IL VIDEO DELLE TORTURE (PER UN PUBBLICO ADULTO)
Giampaolo Cadalanu per “la Repubblica”
Frustate, scosse elettriche e schiaffi a un ragazzino appeso per le braccia e accusato di complottare contro quello che si definisce Stato Islamico. E niente pietà, quando la vittima invoca la mamma, come farebbe qualsiasi adolescente terrorizzato nel mondo, e parecchi adulti. Anzi, i volenterosi carnefici di Al Baghdadi mettono via il bastone un momento per rimproverarlo, prima di aumentare il voltaggio delle torture: non deve coinvolgere la madre nei suoi vergognosi comportamenti.
Le sevizie al giovanissimo Ahmed, di cui alcuni spezzoni video sono pubblicati sul sito della Bbc, sono opportunamente precedute da un avviso dell’emittente britannica: attenzione, contiene immagini cosiddette graphic , cioè crude, impressionanti. In realtà ciò che impressiona, ancora una volta, non sono gli abusi, ma la tranquillità di chi alza le mani su un bambino spaventato. È quella pace dei sentimenti di chi non si mette in discussione, la “banalità del male” di Hannah Arendt inquadrata attraverso lo schermo di un telefonino come fosse la normalità.
La versione ufficiale parla di un filmato portato fuori dal territorio dei fondamentalisti grazie a un disertore. Anche se fosse vero, a guardare le riprese si capisce che non erano clandestine: i protagonisti delle sevizie sapevano di essere filmati. Dunque quel video era un souvenir, qualcosa di cui poi vantarsi con gli amici. Il parallelo con le foto-ricordo dei militari americani ad Abu Ghraib è spontaneo. Ma in quel caso Donald Rumsfeld — ministro della Difesa che nessuno definirebbe «una colomba» — si era affannato a cercare di fermare la diffusione delle immagini. Nel caso dell’Is, invece, pare di capire che l’intenzione sia sfoggiare quanta più ferocia possibile, con livelli di disumanità che possono solo peggiorare.
Nemmeno lo spaurito Ahmed, intervistato dalla Bbc, riesce a capirlo: «Ma come?
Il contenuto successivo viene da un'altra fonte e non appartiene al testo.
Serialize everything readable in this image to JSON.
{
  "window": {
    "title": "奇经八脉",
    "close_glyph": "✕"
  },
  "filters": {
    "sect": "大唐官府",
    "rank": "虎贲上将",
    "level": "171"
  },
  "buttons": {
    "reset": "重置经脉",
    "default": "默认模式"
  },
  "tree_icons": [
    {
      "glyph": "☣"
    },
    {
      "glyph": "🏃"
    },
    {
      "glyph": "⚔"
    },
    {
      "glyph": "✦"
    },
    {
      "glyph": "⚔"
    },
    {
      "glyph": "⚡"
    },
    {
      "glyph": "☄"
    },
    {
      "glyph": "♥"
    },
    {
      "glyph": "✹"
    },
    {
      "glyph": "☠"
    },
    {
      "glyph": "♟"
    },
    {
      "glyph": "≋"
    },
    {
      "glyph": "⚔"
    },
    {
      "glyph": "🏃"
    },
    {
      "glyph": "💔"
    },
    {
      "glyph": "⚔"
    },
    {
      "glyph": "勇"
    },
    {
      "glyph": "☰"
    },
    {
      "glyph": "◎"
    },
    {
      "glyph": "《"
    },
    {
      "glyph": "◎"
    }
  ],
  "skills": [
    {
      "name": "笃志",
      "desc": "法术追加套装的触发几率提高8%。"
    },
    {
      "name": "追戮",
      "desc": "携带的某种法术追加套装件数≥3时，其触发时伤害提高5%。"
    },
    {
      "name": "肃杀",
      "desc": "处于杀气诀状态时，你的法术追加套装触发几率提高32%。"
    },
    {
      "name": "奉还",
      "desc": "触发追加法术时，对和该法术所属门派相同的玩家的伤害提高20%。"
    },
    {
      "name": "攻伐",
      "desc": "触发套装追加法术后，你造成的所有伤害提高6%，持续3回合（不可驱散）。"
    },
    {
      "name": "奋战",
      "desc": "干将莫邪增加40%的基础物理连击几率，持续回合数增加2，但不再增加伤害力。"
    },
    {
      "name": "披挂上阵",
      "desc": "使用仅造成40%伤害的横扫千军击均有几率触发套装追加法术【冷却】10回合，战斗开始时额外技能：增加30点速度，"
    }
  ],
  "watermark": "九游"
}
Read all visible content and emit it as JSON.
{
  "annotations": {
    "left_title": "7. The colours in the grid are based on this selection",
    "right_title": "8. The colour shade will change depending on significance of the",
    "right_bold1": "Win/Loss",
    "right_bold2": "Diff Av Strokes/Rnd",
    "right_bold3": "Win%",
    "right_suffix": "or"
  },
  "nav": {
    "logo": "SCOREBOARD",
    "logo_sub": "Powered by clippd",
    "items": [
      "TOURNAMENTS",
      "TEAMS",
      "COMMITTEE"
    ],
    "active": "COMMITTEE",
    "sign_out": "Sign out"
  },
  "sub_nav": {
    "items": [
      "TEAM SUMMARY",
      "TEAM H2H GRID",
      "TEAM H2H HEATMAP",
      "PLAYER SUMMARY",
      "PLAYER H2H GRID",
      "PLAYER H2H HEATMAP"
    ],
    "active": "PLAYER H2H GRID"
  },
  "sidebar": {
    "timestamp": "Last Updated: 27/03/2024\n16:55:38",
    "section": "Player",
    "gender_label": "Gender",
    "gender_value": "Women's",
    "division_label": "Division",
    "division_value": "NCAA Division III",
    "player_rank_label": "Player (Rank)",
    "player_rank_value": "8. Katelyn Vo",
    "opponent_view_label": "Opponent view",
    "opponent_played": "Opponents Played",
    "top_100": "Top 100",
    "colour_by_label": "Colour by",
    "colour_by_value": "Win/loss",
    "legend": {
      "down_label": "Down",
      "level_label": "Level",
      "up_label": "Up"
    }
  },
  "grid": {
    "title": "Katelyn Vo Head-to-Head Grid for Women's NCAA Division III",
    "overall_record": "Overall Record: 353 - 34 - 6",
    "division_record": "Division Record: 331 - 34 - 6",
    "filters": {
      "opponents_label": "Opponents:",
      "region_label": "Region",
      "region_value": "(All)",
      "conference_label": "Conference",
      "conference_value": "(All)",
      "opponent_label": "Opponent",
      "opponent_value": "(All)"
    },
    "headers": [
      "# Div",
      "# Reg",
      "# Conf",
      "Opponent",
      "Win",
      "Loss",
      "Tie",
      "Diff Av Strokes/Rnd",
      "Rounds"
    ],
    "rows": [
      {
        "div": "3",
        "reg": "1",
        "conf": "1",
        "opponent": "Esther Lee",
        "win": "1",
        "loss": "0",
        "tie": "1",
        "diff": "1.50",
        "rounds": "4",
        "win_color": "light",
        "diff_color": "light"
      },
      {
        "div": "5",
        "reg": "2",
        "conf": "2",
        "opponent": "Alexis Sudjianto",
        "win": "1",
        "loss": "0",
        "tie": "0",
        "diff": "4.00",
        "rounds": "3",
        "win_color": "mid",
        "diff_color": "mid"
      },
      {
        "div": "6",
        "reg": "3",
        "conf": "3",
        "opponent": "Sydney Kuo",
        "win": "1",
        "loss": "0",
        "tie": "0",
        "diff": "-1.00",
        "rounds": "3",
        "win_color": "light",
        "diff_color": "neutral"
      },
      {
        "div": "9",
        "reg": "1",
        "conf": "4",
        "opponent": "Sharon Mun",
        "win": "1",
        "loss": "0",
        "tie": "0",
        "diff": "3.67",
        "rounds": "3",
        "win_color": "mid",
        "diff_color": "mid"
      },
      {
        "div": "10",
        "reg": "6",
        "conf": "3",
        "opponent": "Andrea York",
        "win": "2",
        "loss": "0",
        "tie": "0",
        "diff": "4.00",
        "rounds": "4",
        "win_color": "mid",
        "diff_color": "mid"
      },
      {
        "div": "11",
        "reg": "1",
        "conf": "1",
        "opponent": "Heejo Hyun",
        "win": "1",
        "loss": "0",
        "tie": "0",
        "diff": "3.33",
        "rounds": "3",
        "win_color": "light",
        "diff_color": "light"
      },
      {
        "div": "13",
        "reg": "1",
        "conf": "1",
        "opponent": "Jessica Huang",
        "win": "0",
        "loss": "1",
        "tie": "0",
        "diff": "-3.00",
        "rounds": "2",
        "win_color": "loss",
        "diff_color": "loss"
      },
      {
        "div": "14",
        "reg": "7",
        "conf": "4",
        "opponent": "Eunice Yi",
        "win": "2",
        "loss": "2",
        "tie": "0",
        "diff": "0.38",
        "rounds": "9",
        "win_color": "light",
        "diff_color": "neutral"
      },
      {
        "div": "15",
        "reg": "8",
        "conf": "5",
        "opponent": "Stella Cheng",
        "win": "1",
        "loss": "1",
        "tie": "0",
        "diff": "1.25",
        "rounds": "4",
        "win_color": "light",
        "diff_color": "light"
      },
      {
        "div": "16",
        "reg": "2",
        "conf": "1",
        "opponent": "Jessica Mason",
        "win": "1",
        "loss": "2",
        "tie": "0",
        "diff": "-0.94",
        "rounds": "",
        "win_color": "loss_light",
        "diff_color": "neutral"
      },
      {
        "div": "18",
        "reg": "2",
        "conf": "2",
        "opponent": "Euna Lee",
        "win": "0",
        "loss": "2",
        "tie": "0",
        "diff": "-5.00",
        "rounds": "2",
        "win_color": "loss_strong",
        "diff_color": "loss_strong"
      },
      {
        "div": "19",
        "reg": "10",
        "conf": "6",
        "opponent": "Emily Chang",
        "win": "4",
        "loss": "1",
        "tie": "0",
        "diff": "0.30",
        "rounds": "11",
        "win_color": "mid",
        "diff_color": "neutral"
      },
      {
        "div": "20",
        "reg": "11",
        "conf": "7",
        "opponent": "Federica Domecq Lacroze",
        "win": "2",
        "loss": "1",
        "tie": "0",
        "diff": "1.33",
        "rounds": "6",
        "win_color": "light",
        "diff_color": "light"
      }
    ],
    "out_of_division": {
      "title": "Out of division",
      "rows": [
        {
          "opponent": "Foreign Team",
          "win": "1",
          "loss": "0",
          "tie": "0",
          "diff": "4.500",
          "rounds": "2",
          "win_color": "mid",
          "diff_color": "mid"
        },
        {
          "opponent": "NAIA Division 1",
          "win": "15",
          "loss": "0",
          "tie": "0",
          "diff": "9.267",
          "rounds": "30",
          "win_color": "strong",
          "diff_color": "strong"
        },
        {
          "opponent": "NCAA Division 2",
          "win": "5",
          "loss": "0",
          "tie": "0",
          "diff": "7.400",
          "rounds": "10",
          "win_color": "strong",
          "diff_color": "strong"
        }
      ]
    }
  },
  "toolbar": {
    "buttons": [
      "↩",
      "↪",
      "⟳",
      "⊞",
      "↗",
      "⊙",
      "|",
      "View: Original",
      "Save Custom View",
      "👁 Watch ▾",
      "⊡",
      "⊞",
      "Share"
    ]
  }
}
Si dicono musulmani, ma sono i primi a violare i precetti dell’islam », si chiede il ragazzo, 14 anni. Ahmed, venditore ambulante di pane a Raqqa, in Siria, alla disperata ricerca di qualche soldo, racconta di essere rimasto coinvolto nella repressione perché scelto da due sconosciuti per «portare una borsa», che ovviamente conteneva esplosivo, vicino a un gruppo di militanti dell’Is. Fermato prima ancora di iniziare l’azione, il ragazzo ammette di avere «raccontato subito tutto ».
Evidentemente però c’era bisogno di una sentenza esemplare, tanto che i miliziani di Al Baghdadi lo hanno condannato a morte. La catena dell’orrore si è interrotto solo quando l’uomo incaricato di giustiziarlo ha percepito appunto la propria umanità di fronte al ragazzino. E ha deciso di farlo scappar via. Ahmed è riuscito a rifugiarsi in Turchia, ma l’esperienza vissuta continua a inseguirlo: «Rivivo quelle torture, non riesco a dormire, e quando dormo il sonno è una serie di incubi».
accusato di essere una spia siriana
Ma non è il solo: i fondamentalisti hanno in pieno svolgimento una campagna per il progetto “Leoncini per il Califfato”, una sorta di reclutamento coatto di bambini e adolescenti. L’agenzia Anadolu parla di 400 minori rapiti dalla provincia di Al Anbar per farne bambini soldato o kamikaze, un altro centinaio di piccoli “aspiranti martiri” sarebbero stati reclutati nella provincia di Dyala.
Insomma, se apparentemente non ci sono nemmeno tentativi di tenere segrete queste atrocità, è palese che il marchio di ferocia estrema è una strategia di comunicazione ben precisa degli integralisti. La minaccia viene presa sul serio anche dalle cancellerie occidentali: oggi si parlerà di Califfato alla riunione dei ministri degli Esteri a Parigi, con John Kerry infortunato in collegamento telematico. E il sedicente Stato Islamico ha ormai raggiunto dimensioni ragguardevoli: 300 mila chilometri quadrati fra Siria e Iraq, un’area grande quanto l’Italia.